The man replied, “Seventy years.”
Honi continued, “Are you certain that you will live another seventy years?”
The man replied, “I found already grown carob trees in the world. As my ancestors planted for me, so too do I plant for my children.” (Ta’anit 23a:15-16)
As we celebrate the trees, along with the natural world that sustains us, the Talmud’s message is clear: Jewish values demand that we protect our earth not only for ourselves but for future generations. As we examine the crises of our current society and imagine a future where all people can enjoy safety and abundance, we obligate ourselves to work towards racial and economic justice, fight for policies that will slow climate change, and provide healthcare for all. And at this precarious time in our nation, we especially remember the importance of strengthening democracy and fighting white supremacy.
Another story from the Talmud explains how Honi got his name as a circle maker. While we often do not retell this story on Tu B’Shevat, it offers us an additional perspective as we commit ourselves to creating a more just society.
It had not rained for many days, and the people turned to Honi. They implored him, “Pray that rain should fall.” Honi prayed, but no rain fell.
What did he do? He drew a circle, stepped inside it, and spoke to God: “Master of the Universe! Your children have turned to me because I am like a member of Your household. Therefore, I take an oath and swear by Your great name that I will not move from here until You have compassion on Your children. Answer their prayers for rain!”
Rain began to trickle down, but only in small droplets. Honi said, “This is not what I asked for. I want the rain to fill the cisterns, ditches, and caves with enough water to last the entire year.”
Then the rain began to fall furiously. Honi, standing in his circle, challenged God again: “I did not ask for this damaging rain either! I ask for rain of goodwill, blessing, and generosity.” A proper rain then began to fall.

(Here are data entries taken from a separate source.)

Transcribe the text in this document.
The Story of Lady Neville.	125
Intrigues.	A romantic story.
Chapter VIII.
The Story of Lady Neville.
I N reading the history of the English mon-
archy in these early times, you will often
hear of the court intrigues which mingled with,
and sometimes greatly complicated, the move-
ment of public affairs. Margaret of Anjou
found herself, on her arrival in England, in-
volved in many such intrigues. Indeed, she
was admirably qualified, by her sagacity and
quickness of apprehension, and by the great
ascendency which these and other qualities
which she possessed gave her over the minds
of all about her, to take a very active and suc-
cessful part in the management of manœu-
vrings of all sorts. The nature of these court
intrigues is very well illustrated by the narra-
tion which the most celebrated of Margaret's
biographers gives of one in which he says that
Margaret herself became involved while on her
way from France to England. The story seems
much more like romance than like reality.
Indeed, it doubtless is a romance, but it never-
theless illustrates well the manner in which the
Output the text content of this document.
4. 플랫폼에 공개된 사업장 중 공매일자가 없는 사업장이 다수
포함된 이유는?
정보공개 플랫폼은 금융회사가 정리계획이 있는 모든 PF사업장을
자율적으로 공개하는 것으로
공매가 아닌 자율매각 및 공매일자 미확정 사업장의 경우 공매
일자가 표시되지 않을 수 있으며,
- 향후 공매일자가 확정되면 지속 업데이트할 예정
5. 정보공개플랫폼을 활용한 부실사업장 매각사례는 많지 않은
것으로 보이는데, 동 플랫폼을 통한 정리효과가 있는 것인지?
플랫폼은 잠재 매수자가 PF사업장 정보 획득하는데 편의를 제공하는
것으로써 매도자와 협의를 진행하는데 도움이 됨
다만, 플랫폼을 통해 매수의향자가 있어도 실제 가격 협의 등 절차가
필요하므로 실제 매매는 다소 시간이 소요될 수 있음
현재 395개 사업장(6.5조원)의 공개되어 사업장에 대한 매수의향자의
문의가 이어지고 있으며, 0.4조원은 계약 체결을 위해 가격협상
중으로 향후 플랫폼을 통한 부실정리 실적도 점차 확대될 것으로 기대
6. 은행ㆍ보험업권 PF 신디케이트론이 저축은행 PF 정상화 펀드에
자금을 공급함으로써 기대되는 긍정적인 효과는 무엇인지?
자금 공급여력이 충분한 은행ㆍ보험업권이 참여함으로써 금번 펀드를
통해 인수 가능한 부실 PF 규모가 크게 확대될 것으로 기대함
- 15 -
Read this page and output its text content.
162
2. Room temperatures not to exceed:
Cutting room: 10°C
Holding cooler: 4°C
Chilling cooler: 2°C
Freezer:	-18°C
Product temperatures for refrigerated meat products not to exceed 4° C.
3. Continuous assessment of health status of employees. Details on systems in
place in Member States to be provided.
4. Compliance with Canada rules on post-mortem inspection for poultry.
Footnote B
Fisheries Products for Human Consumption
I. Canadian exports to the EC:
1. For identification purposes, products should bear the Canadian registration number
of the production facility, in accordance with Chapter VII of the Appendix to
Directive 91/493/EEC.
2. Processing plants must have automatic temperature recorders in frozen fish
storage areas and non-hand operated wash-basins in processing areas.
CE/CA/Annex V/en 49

Honi is a man with chutzpah. He stands in his little circle and demands that God give the people rain so that their crops will grow and their basic needs will be met. Honi did not despair or lose hope. If Honi has the temerity to demand that God provides proper rain, so too should we have the temerity to demand that our elected officials create policies that serve the entire nation and not just the rich, protect the vulnerable, and ensure that all people enjoy safety and abundance. While we may be relieved to have a new president, there is much work to be done. Justice will emerge only if we demand it.
As the National Youth Poet Laureate, Amanda Gorman, so brilliantly recited:
We will not march back to what was, but move to what shall be: a country that is bruised, but whole; benevolent, but bold; fierce and free. We will not be turned around or interrupted by intimidation, because we know our inaction and inertia will be the inheritance of the next generation. Our blunders become their burdens. But one thing is certain, if we merge mercy with might, and might with right, then love becomes our legacy, and change our children’s birthright. (“The Hill We Climb,” given at the inauguration of President Biden and Vice President Harris)
On this Tu B’Shevat, let us plant the seeds of change so that our children will inherit a country that is whole, bold, and free.
Laurie Zimmerman is the Rabbi at Congregation Shaarei Shamayim.